Aufstand von rechts „für die Würde der Frauen“

Vor der UN-Sondergeneralversammlung in New York nächste Woche mobilisieren konservative Kräfte verschiedener Religionen gegen Frauenrechte

NEW YORK taz ■ Abtreibungsgegner und Verfechter einer konservativen Familienideologie machen derzeit mobil in Nordamerika. Wenn nächste Woche die UNO fünf Jahre nach der 4. Weltfrauenkonferenz in Peking Bilanz zieht, will eine Phalanx konservativer Kräfte mitmischen. Und zwar kräftig. „Wie können wir Mutterschaft zum zentralen Punkt machen?“ – so der Titel einer Veranstaltung, die christlich-fundamentalistische Gruppen gemeinsam mit der ägyptischen UN-Vertretung Ende April in New York organisierten.

In New York soll im Juni die Aktionsplattform von Peking bestätigt und den Regierungen unter die Arme gegriffen werden, damit sie ihre Fensterreden über Frauenrechte endlich tatkräftig umsetzen. Während Frauenaktivistinnen darin ein politisches Rezeptbuch sehen, wie Regierungen Frauen zu mehr Rechten, mehr Chancen und Gleichstellung in allen Lebensbereichen verhelfen können, schimpfen die christlichen Fundamentalisten es „eins der radikalsten und gefährlichsten“ Pamphlete, das Familie, Mutterschaft und Religion schwächen wolle und Kondombenutzung und Abtreibung propagiere.

Dagegen trat das Bündnis der Konservativen bereits bei der Vorbereitungstagung im März in New York an. 270 Mitglieder, überwiegend Männer, wurden akkreditiert, darunter eine für UN-Säle und Frauenkonferenzen ungewohnte Zahl von kuttengewandeten Mönchen wie die „Franciscan Friars of the Renewal“, die durch Blockaden von Abtreibungskliniken in den USA auffällig geworden sind.

Intensive Lobbyarbeit betrieben die Konservativen bei Regierungsdelegationen, damit sie fortschrittliche Passagen der Aktionsplattform von Peking zurückschrauben. Bei den Nichtregierungsorganisationen, vor allem bei den täglichen Treffen der „Jungen Frauen“ traten sie regelmäßig als Störer auf, mit Fotos von Föten, mit Gebeten, Gesängen und Weihraucheinsatz. Auf die Frage, wofür sie beten würden, antworteten sie: „Für die Würde der Frauen.“ Sie blockierten Debatten, indem sie gebetsmühlenartig die Themen Abtreibung und Homosexualität einbrachten. In ihrer Konferenzzeitung Vivant zeichneten Autorinnen ihre Artikel mit „Mutter“ oder „Großmutter“. Feministinnen wurden in den UN-Korridoren von Betenden umzingelt, in der Stadt beschattet oder mit E-Mails eingeschüchtert.

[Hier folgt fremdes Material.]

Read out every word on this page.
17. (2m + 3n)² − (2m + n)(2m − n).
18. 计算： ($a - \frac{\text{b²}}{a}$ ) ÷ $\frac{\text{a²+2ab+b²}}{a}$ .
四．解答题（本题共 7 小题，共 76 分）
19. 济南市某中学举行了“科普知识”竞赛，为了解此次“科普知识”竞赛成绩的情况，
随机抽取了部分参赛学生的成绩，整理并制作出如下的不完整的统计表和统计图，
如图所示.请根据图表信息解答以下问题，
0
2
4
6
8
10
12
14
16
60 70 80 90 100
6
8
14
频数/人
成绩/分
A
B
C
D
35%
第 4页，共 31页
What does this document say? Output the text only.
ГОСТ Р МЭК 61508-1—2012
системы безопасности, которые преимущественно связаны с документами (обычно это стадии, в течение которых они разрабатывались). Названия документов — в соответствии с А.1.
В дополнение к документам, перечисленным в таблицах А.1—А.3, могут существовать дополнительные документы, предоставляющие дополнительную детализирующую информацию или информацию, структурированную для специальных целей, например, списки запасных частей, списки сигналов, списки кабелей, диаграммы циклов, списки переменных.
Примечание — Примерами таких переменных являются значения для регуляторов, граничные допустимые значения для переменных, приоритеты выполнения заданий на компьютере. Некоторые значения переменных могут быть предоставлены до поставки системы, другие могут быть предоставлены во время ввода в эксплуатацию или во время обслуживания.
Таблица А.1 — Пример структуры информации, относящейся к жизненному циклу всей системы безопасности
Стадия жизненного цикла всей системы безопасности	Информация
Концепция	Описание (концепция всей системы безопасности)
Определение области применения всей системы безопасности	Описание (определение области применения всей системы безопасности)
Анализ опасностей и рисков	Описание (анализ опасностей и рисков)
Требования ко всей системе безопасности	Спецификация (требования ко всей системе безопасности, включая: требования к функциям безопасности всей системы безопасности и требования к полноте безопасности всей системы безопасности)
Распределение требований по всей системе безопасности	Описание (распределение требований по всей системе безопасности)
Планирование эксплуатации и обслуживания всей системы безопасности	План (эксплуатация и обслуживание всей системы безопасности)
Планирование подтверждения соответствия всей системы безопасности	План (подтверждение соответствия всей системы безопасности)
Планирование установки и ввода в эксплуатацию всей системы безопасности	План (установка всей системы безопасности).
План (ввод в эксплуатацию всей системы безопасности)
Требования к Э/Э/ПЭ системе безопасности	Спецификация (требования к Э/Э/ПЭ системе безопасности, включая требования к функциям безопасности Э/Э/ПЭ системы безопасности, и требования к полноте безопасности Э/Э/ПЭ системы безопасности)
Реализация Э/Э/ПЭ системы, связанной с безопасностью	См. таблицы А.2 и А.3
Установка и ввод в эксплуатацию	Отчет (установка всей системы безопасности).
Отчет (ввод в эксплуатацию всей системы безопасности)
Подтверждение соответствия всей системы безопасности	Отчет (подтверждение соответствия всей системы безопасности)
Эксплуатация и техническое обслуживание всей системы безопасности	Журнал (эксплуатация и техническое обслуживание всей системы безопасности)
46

Die starke Präsenz der nord-amerikanischen „Pro-Life“- und Antischwulen-Bewegungen ist ein Novum bei UN-Konferenzen. Doch das konservative Rollback zeichnet sich seit der Weltbevölkerungskonferenz in Kairo 1994 ab, als der Vatikan die Festschreibung von Selbstbestimmungsrechten der Frau zu verhindern versuchte.

Im Bündnis mit islamischen Ländern wie Iran, Syrien, Algerien und Marokko und katholischen Gleichgesinnten wie Nicaragua, Honduras und Polen bemüht der Vatikan sich seitdem, die Beschlüsse von Kairo und Peking zu torpedieren. Der Frauenrechtsansatz sei zu „individualistisch“, es solle stattdessen die Beachtung der „Würde von Frauen“ gefordert werden, heißt es.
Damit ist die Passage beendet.